A flurry of political reaction followed. Four U.S. Democratic congressmen issued a July 26 letter calling on the government to consider sanctioning NSO Group. In Europe, the head of the European Commission said if the hacking was true, it was “completely unacceptable.”
Israeli Defense Minister Benny Gantz found himself obliged to assure his French counterpart that French President Emmanuel Macron’s phone had not been hacked (his number, along with those of 13 other heads of state were on the list). “Israel is investigating the matter with the utmost seriousness,” Gantz said during his July 28 meeting in Paris with French Minister of the Armed Forces Florence Parly. The French government announced that it had launched investigations into the allegations.
Israel’s Ministry of Defense said that Israel regulates the export of cyber products and only approves their use to government entities for “preventing and investigating crime and counter-terrorism.”
“Israel has a very strict export law. There’s a very serious committee sitting in the Ministry of Defense, Foreign Ministry, Economic Ministry—they all combine to review any export requests. They either refuse or give a waiver to export. First of all, NSO would never export without this consent,” said Siboni.

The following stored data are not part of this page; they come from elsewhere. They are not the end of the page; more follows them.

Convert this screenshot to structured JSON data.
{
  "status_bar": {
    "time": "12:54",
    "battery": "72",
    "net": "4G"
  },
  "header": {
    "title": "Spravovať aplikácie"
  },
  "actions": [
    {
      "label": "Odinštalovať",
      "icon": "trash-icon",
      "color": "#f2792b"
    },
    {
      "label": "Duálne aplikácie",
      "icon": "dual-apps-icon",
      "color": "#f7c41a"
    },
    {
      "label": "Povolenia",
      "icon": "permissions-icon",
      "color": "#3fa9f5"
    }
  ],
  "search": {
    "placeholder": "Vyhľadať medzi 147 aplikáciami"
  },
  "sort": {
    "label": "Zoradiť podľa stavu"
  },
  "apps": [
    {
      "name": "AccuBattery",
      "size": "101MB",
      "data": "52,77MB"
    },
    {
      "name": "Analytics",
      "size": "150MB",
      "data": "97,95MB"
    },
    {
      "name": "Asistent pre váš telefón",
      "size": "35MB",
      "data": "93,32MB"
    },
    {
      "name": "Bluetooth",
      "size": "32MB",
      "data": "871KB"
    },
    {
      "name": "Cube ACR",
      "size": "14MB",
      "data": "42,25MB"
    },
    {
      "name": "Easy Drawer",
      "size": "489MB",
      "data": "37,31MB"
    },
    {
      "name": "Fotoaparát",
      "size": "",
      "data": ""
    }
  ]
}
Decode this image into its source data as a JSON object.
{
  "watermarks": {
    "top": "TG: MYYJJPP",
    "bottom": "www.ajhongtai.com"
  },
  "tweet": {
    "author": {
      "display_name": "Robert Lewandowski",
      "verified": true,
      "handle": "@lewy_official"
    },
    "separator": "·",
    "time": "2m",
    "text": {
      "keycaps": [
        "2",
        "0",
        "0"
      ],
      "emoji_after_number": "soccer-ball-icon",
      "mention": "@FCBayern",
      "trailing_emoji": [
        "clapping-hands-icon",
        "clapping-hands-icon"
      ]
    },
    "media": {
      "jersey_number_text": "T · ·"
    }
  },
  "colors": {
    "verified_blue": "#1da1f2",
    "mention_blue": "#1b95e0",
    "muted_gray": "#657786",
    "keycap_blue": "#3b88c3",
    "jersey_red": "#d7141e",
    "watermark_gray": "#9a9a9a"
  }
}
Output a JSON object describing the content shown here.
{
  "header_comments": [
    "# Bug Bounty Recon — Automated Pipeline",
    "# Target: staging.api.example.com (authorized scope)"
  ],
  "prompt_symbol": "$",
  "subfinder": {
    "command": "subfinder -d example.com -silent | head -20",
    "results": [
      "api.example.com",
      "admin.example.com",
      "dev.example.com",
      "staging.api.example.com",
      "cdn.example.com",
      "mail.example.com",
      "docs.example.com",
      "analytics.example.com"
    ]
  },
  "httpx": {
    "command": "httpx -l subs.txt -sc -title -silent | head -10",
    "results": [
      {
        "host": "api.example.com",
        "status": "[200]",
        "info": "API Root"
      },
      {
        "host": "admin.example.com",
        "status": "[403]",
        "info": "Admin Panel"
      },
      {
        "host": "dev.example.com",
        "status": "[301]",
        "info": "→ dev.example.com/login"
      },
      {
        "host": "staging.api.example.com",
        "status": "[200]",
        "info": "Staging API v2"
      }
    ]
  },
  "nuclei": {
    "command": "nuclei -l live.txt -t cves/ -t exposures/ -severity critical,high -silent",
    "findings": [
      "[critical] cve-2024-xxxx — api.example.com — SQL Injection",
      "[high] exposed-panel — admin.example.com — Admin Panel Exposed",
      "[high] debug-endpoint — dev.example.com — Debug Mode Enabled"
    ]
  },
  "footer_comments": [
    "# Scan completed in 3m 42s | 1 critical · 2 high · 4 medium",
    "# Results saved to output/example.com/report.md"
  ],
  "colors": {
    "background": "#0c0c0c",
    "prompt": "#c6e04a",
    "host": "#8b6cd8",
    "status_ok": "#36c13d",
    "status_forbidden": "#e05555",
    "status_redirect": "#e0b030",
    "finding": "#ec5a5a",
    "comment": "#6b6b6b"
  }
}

Regardless of its validity, the story has forced Israel’s cyber industry to take notice. The Marker, a Hebrew-language business daily, reports that on Aug. 1, several Israeli cyber companies dealing in “offensive” cyber capabilities gathered for an emergency meeting in Tel Aviv to develop a unified approach and discuss possible regulatory fallout from the charges of mass spying.
“Cyber surveillance is a technology that can do much good when turned against criminals and terrorists, but in the wrong hands, it can invade privacy and suppress freedom,” said Zisser. “It is in that sense a problematic technology and working out the rules for its control is the challenge.”
Harduf added that “technology is known to be neither good nor bad; it is but a tool. Like guns and knives, cars and electricity, cyber technology can be used to help others or to hurt them. We must consider how to encourage positive uses and suppress negative ones.”